Venerdì 21 giugno 2024 è stato un giorno storico per l’Europa e, in qualche modo, il mercato: il sindaco di Barcellona Jaume Collboni ha dichiarato che la città smetterà di dare nuove licenze e non rinnoverà quelle esistenti in modo che nel 2029 nessuna casa potrà essere messa sul mercato degli affitti per vacanze. Da quell’anno, insomma, per visitare la città catalana sarà necessario prenotare una stanza di hotel.
Il motivo di questa scelta, che può apparire radicale ma anche giustificata, è che Barcellona sta vivendo, da anni, una delle più gravi crisi abitative del mondo. Soltanto negli ultimi dodici mesi, si legge nella sezione CityLab del sito Bloomberg, gli affitti sono saliti del 14 per cento. Se guardiamo a un periodo più ampio, cioè gli ultimi dieci anni, il prezzo di un affitto è aumentato del 68 per cento, mentre il costo di una casa da acquistare del 28 per cento (i dati sono di Collboni). Come accade in molte altri luoghi del mondo, molti residenti non possono più vivere nella loro stessa città.

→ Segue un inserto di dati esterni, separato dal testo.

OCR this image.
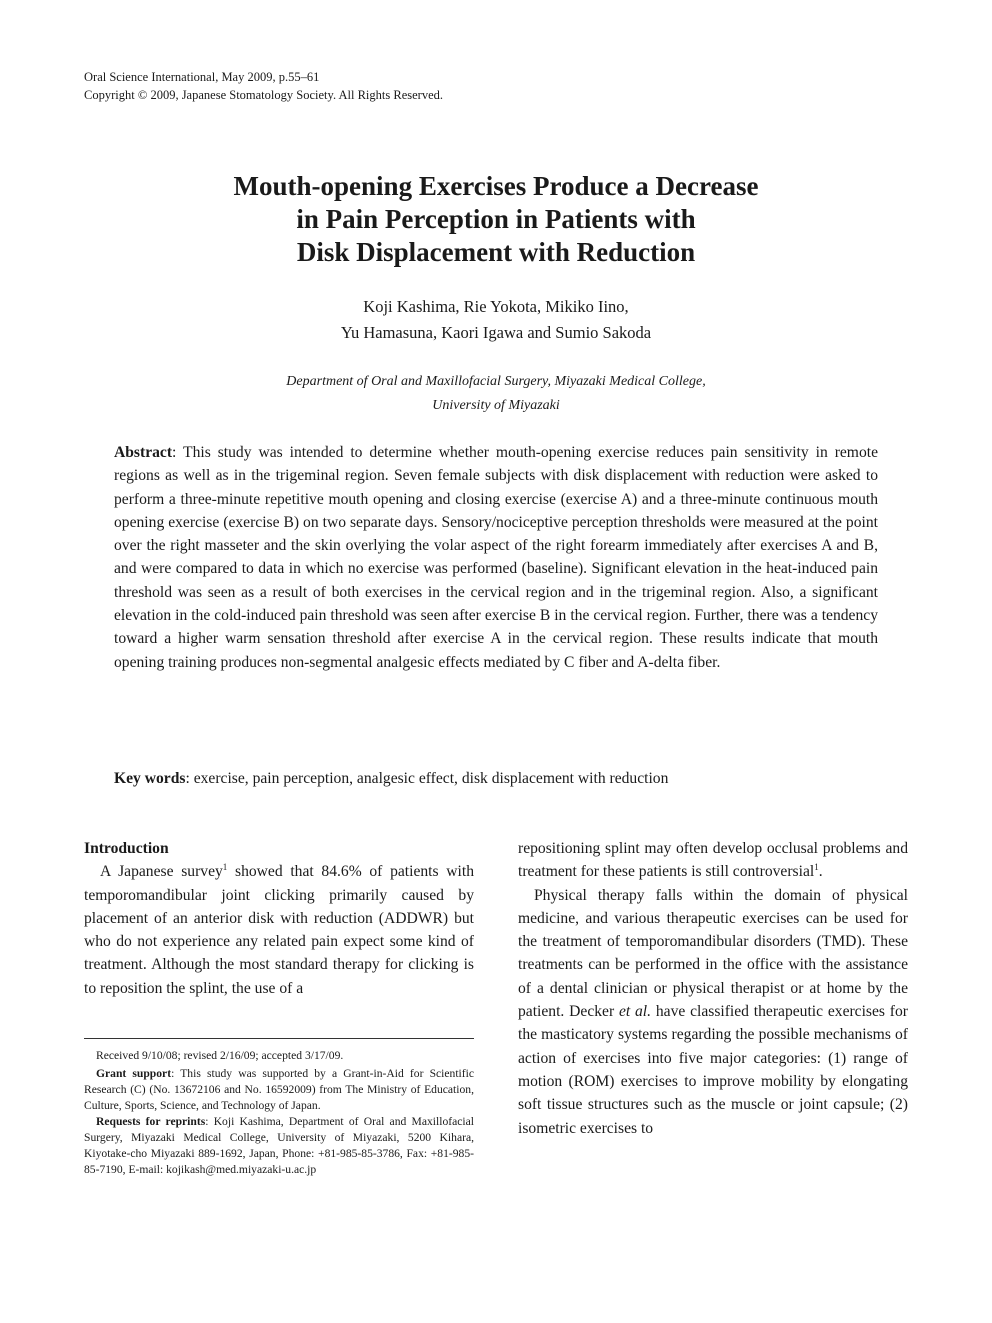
Oral Science International, May 2009, p.55–61
Copyright © 2009, Japanese Stomatology Society. All Rights Reserved.
Mouth-opening Exercises Produce a Decrease
in Pain Perception in Patients with
Disk Displacement with Reduction
Koji Kashima, Rie Yokota, Mikiko Iino,
Yu Hamasuna, Kaori Igawa and Sumio Sakoda
Department of Oral and Maxillofacial Surgery, Miyazaki Medical College,
University of Miyazaki

Abstract: This study was intended to determine whether mouth-opening exercise reduces pain sensitivity in remote regions as well as in the trigeminal region. Seven female subjects with disk displacement with reduction were asked to perform a three-minute repetitive mouth opening and closing exercise (exercise A) and a three-minute continuous mouth opening exercise (exercise B) on two separate days. Sensory/nociceptive perception thresholds were measured at the point over the right masseter and the skin overlying the volar aspect of the right forearm immediately after exercises A and B, and were compared to data in which no exercise was performed (baseline). Significant elevation in the heat-induced pain threshold was seen as a result of both exercises in the cervical region and in the trigeminal region. Also, a significant elevation in the cold-induced pain threshold was seen after exercise B in the cervical region. Further, there was a tendency toward a higher warm sensation threshold after exercise A in the cervical region. These results indicate that mouth opening training produces non-segmental analgesic effects mediated by C fiber and A-delta fiber.

Key words: exercise, pain perception, analgesic effect, disk displacement with reduction

Introduction

A Japanese survey$^1$ showed that 84.6% of patients with temporomandibular joint clicking primarily caused by placement of an anterior disk with reduction (ADDWR) but who do not experience any related pain expect some kind of treatment. Although the most standard therapy for clicking is to reposition the splint, the use of a

Received 9/10/08; revised 2/16/09; accepted 3/17/09.

Grant support: This study was supported by a Grant-in-Aid for Scientific Research (C) (No. 13672106 and No. 16592009) from The Ministry of Education, Culture, Sports, Science, and Technology of Japan.

Requests for reprints: Koji Kashima, Department of Oral and Maxillofacial Surgery, Miyazaki Medical College, University of Miyazaki, 5200 Kihara, Kiyotake-cho Miyazaki 889-1692, Japan, Phone: +81-985-85-3786, Fax: +81-985-85-7190, E-mail: kojikash@med.miyazaki-u.ac.jp

repositioning splint may often develop occlusal problems and treatment for these patients is still controversial$^1$.

Physical therapy falls within the domain of physical medicine, and various therapeutic exercises can be used for the treatment of temporomandibular disorders (TMD). These treatments can be performed in the office with the assistance of a dental clinician or physical therapist or at home by the patient. Decker et al. have classified therapeutic exercises for the masticatory systems regarding the possible mechanisms of action of exercises into five major categories: (1) range of motion (ROM) exercises to improve mobility by elongating soft tissue structures such as the muscle or joint capsule; (2) isometric exercises to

Da diversi anni, ormai, diverse organizzazioni, sindaci, amministrazioni stanno discutendo su come limitare il fenomeno degli affitti brevi, che sta rendendo impossibile la vita dei residenti. Non parliamo solo di borghi d’arte, ma anche di metropoli come New York. Nel 2023 la città ha introdotto la Local Law 18, che impone agli host di Airbnb di aderire a tre condizioni: il proprietario deve vivere nella casa messa in affitto; deve essere in città durante il periodo di affitto; non può ospitare più di due ospiti per volta. L’introduzione della legge ha fatto scendere l’offerta da 22.500 appartamenti sulla app a 3.227.
Berlino, ex Mecca degli affitti bassi ora radicalmente cambiata, ha nel 2016 vietato gli affitti brevi di interi appartamenti. Il problema: le piattaforme si sono rifiutate di dare alla municipalità le informazioni sulle case e sui loro host (se affittassero intere case o stanze singole, insomma), rendendo di fatto impossibile, o molto difficile, il controllo e l’applicazione della legge.
Parigi ha lo stesso problema di Berlino, cioè il controllo dell’applicazione delle norme (va detto, non così stringenti: tetto di 120 giorni all’anno). C’è una squadra di agenti che gira casa per casa per il controllo, e dal 2017 hanno multato quasi 14mila appartamenti. A Montreal, in certe zone, sarà vietato completamente l’affitto a breve termine. È una proposta su cui sta ragionando anche Firenze tramite il sindaco Nardella: fermare le licenze nella zona del centro storico sottoposta a vincolo Unesco.
Da luglio 2024, anche Vienna introdurrà un “cap”, un tetto al numero di notti massime, stabilito in 90 all’anno. Se recentemente avete viaggiato a Lisbona, e l’avevate fatto anche, diciamo, una decina di anni fa, avrete sicuramente notato il cambiamento. La capitale portoghese è forse il manifesto dei danni dell’overtourism, e per questo il governo ha deciso di non fornire più licenze per affitti brevi nelle città. Le licenze esistenti saranno sottoposte a controlli per rinnovi ogni 5 anni.
Non solo l’Occidente si muove: l’isola di Penang, in Malesia, molto popolare tra i turisti, ha vietato completamente gli affitti brevi. A Singapore non è propriamente illegale ma quasi: non si può affittare una casa per un periodo inferiore ai tre mesi. A Tokyo, in certi quartieri e in certi mesi, è vietato affittare case tramite le piattaforme.
Il panorama è variegato e tutte le informazioni raccolte qui sopra cambieranno, probabilmente, nei prossimi mesi. L’allarme è stato recepito più o meno da tutti e in modo abbastanza bipartisan: la turistificazione rende invivibili le città proprio per i local, e questa è un’istanza che può unire uno spettro che va dal socialismo al sovranismo, senza soluzione di continuità. Speriamo bene.